Während Miss Mephi bislang noch keinen Blick auf„Babylon Berlin“werfen konnte, hat Else Edel- stahl die Serie schon gesehen. „Die Story ist natürlich ein wenig wild, aber die Ausstattung ist sehr, sehr gut. Da war ich positiv überrascht“, sagt sie. „Allerdings ist die Musik nicht sehr authentisch. Der Titelsong ist zwar sehr gut, aber doch eher ein 50er Jahre-Schlager im Stil einer Hildegard Knef.“
Ein wenig authentischer geht es da am Samstag zu, wenn Edelstahl in Berlin zu ihrer nächsten „Bohème Sauvage“einlädt. Schallplattenunterhalter, Liveband und Burlesque-Tänzerin inklusive.
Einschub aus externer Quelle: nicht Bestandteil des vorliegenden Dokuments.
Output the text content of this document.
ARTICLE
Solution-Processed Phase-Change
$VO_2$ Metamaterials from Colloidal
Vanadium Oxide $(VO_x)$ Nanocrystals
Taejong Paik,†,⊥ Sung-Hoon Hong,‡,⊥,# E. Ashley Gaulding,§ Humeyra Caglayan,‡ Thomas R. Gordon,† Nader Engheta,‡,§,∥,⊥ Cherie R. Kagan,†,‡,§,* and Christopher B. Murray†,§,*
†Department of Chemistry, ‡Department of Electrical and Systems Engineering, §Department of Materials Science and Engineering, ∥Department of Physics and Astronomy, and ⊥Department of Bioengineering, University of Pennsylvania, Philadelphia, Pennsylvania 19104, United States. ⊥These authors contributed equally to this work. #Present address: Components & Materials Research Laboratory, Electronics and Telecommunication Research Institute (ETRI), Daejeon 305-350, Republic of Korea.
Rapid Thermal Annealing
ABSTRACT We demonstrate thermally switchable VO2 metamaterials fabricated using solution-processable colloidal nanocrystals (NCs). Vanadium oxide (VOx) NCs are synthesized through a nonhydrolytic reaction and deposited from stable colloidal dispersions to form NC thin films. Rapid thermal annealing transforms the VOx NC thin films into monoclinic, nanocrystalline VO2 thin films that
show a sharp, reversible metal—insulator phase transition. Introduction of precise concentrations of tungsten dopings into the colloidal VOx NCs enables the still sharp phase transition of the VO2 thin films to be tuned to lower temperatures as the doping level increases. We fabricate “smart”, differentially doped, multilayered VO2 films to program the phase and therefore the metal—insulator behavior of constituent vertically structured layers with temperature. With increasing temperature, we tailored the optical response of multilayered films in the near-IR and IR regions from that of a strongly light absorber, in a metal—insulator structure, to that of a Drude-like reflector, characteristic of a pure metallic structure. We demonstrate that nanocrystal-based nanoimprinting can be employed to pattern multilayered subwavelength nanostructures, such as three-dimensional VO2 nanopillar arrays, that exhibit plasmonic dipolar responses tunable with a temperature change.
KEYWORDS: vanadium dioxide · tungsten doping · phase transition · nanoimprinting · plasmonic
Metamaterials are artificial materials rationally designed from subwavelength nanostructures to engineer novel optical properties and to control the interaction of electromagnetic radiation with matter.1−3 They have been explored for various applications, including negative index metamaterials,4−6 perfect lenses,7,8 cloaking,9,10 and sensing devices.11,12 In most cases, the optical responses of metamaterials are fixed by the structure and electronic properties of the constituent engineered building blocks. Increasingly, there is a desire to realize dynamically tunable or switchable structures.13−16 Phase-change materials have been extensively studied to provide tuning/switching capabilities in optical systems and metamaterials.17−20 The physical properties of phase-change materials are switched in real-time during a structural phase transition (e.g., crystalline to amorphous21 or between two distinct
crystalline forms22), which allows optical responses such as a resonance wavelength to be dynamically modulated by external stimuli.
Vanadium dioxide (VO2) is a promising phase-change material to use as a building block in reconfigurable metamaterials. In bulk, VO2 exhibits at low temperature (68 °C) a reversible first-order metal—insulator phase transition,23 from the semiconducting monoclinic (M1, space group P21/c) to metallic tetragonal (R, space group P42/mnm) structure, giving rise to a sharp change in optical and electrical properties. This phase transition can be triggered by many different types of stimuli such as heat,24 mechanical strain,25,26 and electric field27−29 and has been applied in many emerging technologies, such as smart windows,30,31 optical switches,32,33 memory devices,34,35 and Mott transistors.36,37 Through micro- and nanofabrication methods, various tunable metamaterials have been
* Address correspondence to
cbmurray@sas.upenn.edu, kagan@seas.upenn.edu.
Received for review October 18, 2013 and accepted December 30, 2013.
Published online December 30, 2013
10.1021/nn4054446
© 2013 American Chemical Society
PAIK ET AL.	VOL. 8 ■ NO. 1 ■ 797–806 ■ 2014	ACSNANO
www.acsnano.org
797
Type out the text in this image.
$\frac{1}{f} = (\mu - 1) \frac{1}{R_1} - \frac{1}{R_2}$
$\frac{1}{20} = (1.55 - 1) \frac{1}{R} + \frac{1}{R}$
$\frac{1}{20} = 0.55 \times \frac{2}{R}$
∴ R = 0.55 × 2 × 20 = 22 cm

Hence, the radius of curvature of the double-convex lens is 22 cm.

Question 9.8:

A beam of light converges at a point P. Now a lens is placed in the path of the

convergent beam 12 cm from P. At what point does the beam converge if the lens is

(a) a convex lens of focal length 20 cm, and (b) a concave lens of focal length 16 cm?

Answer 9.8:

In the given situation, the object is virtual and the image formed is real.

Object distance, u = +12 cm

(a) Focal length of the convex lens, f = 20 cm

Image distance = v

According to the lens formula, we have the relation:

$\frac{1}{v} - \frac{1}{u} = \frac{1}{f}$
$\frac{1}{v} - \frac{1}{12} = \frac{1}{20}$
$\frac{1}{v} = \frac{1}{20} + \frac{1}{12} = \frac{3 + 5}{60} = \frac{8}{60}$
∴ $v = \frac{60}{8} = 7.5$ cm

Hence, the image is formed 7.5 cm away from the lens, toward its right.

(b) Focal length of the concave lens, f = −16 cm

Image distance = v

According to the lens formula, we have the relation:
Dann geht es wohl nicht ganz so verrucht wie in der Serie zu, doch auch bei Edelstahl wird es gerne einmal etwas wilder. „Bei unseren Partys wird viel getanzt und geknutscht. Durch den besonderen Rahmen sind die Gäste auch lockerer, trauen sich eher, jemanden anzusprechen“, sagt sie.
Miss Mephi vertreibt sich parallel die Wartezeit auf die nächste Kölner Bohème im„Grande Etoile“. Das Düsseldorfer Restaurant ist ganz im Stil der Goldenen Zwanziger gehalten. In edler Salon-Atmosphäre werden dort Pizzen, Spätzlegerichte und Salate gereicht. Am Samstag mischt sich Miss Mephis Tanzkurs unter die Essensgäste und improvisiert seinen eigenen kleinen Salonabend.